If atrial fibrillation occurs, a strenuous effort should be made to restore and then maintain sinus rhythm. Dual-chamber permanent pacing with a short PR interval has been reported to improve symptoms and reduce the outflow gradient in some patients with severe symptoms, presumably by altering the pattern of ventricular depolarization and contraction. Infarction of the interventricular septum induced by ethanol injections into the septal artery has also been reported to reduce obstruction. The insertion of an implantable cardioverter defibrillator should be considered in patients surviving cardiac arrest and those with high-risk ventricular tachyarrhythmias (Chap. 230). A surgical myotomy/myectomy of the hypertrophied septum may result in lasting symptomatic improvement in about three-quarters of severely symptomatic patients with large pressure gradients who are unresponsive to medical management. The effect of any of these therapies on the natural history is not clear. Digitalis, diuretics, nitrates, vasodilators, and [pic]-adrenergic agonists are best avoided if possible, particularly in patients with known left ventricular outflow tract pressure gradients. Even social alcohol ingestion may produce sufficient vasodilatation to exacerbate an outflow pressure gradient.
First-degree relatives of patients with HCM should be screened by echocardiography.
Prognosis
The natural history of HCM is variable, although many patients never exhibit any clinical manifestations. Others demonstrate an improvement of symptoms with time. Atrial fibrillation is common late in the course of the disease; its onset may lead to an increase in symptoms, due to loss of the atrial contribution to filling of the thickened ventricle.

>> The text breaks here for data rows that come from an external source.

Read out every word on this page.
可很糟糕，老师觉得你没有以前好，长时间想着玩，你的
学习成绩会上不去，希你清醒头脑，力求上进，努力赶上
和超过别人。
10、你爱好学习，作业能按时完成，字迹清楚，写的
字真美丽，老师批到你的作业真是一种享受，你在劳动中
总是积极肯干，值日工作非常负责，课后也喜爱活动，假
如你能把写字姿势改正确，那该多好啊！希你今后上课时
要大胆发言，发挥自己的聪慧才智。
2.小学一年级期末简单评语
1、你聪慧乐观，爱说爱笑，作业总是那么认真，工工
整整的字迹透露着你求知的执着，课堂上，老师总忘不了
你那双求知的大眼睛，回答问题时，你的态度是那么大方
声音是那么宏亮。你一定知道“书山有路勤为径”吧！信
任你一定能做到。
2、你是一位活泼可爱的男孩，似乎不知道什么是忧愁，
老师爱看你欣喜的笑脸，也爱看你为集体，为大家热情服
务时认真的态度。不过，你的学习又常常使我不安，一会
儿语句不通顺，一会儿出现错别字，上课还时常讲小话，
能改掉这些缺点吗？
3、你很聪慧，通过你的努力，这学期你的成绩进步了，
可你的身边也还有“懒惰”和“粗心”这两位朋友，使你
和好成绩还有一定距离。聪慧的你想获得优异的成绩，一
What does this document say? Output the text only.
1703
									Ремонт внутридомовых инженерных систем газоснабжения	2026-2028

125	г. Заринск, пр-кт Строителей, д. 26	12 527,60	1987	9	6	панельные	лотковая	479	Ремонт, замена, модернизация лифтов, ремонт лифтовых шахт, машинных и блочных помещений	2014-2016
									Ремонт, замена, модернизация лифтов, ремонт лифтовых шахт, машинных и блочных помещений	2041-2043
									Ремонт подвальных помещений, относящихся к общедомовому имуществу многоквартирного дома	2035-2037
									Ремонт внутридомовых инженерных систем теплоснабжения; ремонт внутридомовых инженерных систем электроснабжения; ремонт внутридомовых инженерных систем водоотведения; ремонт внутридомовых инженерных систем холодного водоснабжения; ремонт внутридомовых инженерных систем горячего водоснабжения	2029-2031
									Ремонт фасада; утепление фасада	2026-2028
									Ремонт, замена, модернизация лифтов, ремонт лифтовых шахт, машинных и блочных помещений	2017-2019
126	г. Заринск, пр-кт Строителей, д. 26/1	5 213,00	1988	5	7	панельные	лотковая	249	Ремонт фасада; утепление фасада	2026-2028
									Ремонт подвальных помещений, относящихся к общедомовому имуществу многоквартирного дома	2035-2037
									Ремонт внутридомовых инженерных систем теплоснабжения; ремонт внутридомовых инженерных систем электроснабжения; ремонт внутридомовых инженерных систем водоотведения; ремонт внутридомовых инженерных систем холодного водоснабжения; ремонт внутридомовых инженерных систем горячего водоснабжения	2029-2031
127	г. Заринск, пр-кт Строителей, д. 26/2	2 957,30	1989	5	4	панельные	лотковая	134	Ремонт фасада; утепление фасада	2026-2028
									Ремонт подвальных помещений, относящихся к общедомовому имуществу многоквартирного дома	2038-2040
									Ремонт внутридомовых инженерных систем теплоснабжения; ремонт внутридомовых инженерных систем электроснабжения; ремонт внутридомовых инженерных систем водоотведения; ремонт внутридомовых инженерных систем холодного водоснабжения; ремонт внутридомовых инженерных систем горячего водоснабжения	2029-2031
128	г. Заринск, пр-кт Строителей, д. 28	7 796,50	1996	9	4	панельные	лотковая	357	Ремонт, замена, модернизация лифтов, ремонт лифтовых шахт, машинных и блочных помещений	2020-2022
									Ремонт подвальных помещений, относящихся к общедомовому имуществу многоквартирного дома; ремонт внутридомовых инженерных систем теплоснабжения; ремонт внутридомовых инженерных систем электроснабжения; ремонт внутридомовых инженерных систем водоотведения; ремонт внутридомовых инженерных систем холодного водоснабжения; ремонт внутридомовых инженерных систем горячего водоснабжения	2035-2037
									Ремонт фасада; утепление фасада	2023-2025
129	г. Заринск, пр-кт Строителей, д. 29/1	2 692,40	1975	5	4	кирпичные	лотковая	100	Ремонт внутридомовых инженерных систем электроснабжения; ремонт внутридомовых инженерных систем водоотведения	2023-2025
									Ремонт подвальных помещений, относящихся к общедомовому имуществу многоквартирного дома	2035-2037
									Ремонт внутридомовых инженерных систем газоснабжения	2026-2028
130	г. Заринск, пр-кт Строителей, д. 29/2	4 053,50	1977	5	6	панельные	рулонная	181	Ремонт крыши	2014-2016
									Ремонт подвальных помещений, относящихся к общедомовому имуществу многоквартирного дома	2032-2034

Infective endocarditis occurs in fewer than 10% of patients, and endocarditis prophylaxis is indicated, particularly in patients with resting obstruction and mitral regurgitation. Progression of HCM to left ventricular dilatation and dysfunction without an outflow pressure gradient has been reported but is unusual; in about 5 to 10% of patients, however, some degree of left ventricular systolic impairment, wall thinning, and chamber enlargement occurs over time. The major cause of mortality in HCM is sudden death, which may occur in asymptomatic patients or interrupt an otherwise stable course in symptomatic ones. Predictors of sudden death include age less than 30 years, ventricular tachycardia on ambulatory monitoring, marked ventricular hypertrophy, syncope (especially in children), genetic mutations associated with an increased risk, and a family history of sudden death. There is no correlation between the risk of sudden death and the severity of symptoms or the presence or severity of an outflow tract pressure gradient.